Whilst much published climate fiction gives us a sense of the narrative moment as experienced by writers of older generations — that is, those who have access to the machinations of the publishing industry — the work of university students gives us a small insight into the ways in which the next wave of writers is imagining the climate crisis. Taking the ideas out of the university context would provide an opportunity for a different range of responses and further research into how affective responses intersect with real-world climate activism needs to be undertaken. If stories are part of the way in which we process the possibilities for our present, and our futures, the stories encountered in this experiment speak to an ongoing tendency to imagine the worst. Despite being presented with material that questioned the usefulness of dystopian visions, the majority of student writers still chose to write in this genre, perhaps reflecting both the ongoing dominance of doomsday scenarios in popular climate fiction, and a belief that there is still value to be gained in presenting a hideous future, as a warning away from where we might be going. Representing climate change clearly presents a challenge to the creative writer who wants to push against these imagining of hopelessly denuded futures, and educational pedagogies will need to continue to chart new solutions to this challenge, while also allowing for creative freedom. Even for those students who selected other genres to intersect with representations of climate change — fantasy, realism, horror, or satire — there was not necessarily a turning away from despair or negativity.
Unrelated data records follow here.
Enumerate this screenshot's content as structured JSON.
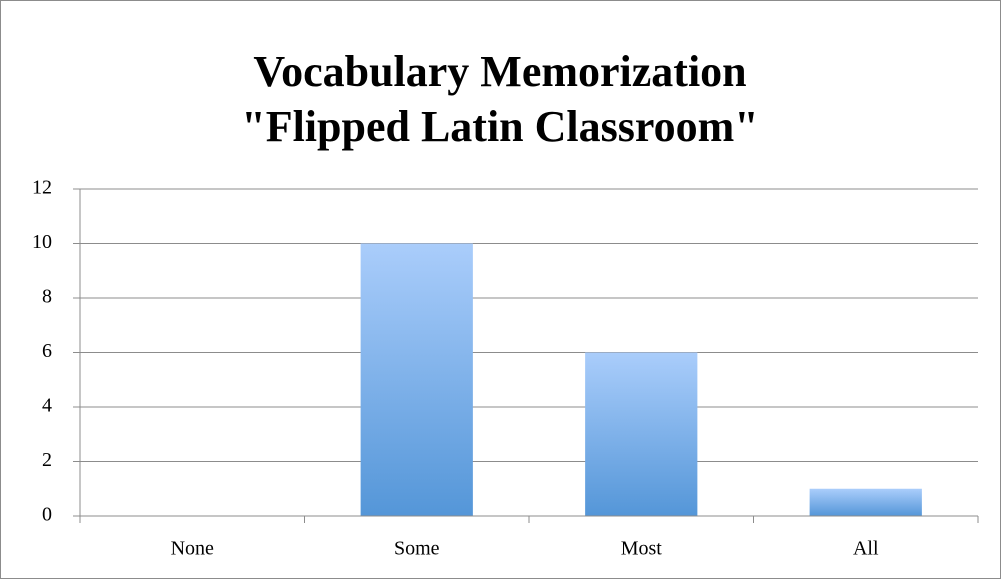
{
  "chart_data": {
    "type": "bar",
    "title": [
      "Vocabulary Memorization",
      "\"Flipped Latin Classroom\""
    ],
    "categories": [
      "None",
      "Some",
      "Most",
      "All"
    ],
    "values": [
      0,
      10,
      6,
      1
    ],
    "color": "#5b9bd5",
    "ylim": [
      0,
      12
    ],
    "yticks": [
      0,
      2,
      4,
      6,
      8,
      10,
      12
    ],
    "grid": true
  }
}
But embracing the conventions of a different mode of storytelling, such as working with allegory in fantasy or utilising the comic potential of satire, allowed for a greater range of imagined reader responses. From bewilderment to laughter, from contemplation to critical analysis through to anger, these stories showed the ways in which climate fiction might hold a wider range of emotions, giving student writers the narrative space to imagine alternatives to hopeless futures and, perhaps, counteract unproductive despair.

Acknowledgements

The authors would like to acknowledge the Traditional Owners of the land on which this work was undertaken. We pay respect to Elders past and present.

Financial support

No external funding was received for this research.

Ethical standard

Ethics approval for the study was granted by the Flinders University Research Ethics, Integrity and Compliance Office.

Author Biographies

Dr Alex Cothren is a Lecturer in Creative Writing at Flinders University, a winner of the Carmel Bird, William van Dyke, Griffith Review Emerging Voices and Peter Carey Award for short fiction. He has had writing published in Meanjin, Island, Overland, The Griffith Review, Ruminate and Australian Book Review. His debut collection Playing Nice Was Getting Me Nowhere was published in 2025 by Simon & Schuster. His research includes satire, fictions of climate change, and Arts & Health.

Dr Rachel Hennessy is a Lecturer in Creative Writing in the School of Culture and Communication at the University of Melbourne. She is the award-winning author of five novels: The Quakers (2008), The Heaven I Swallowed (2013), River Stone (2019), Mountain Arrow (2020), and City Knife (2023). Her research focusses on fictions of climate change, posthuman theory and creative writing pedagogies.

Associate Professor Amy Matthews is an award-winning author and podcaster who also publishes romance under the name Amy Barry. She is an academic in Creative Writing at Flinders University. Her research focusses on commercial genre fictions, with specific interest in popular romance and fictions of climate change.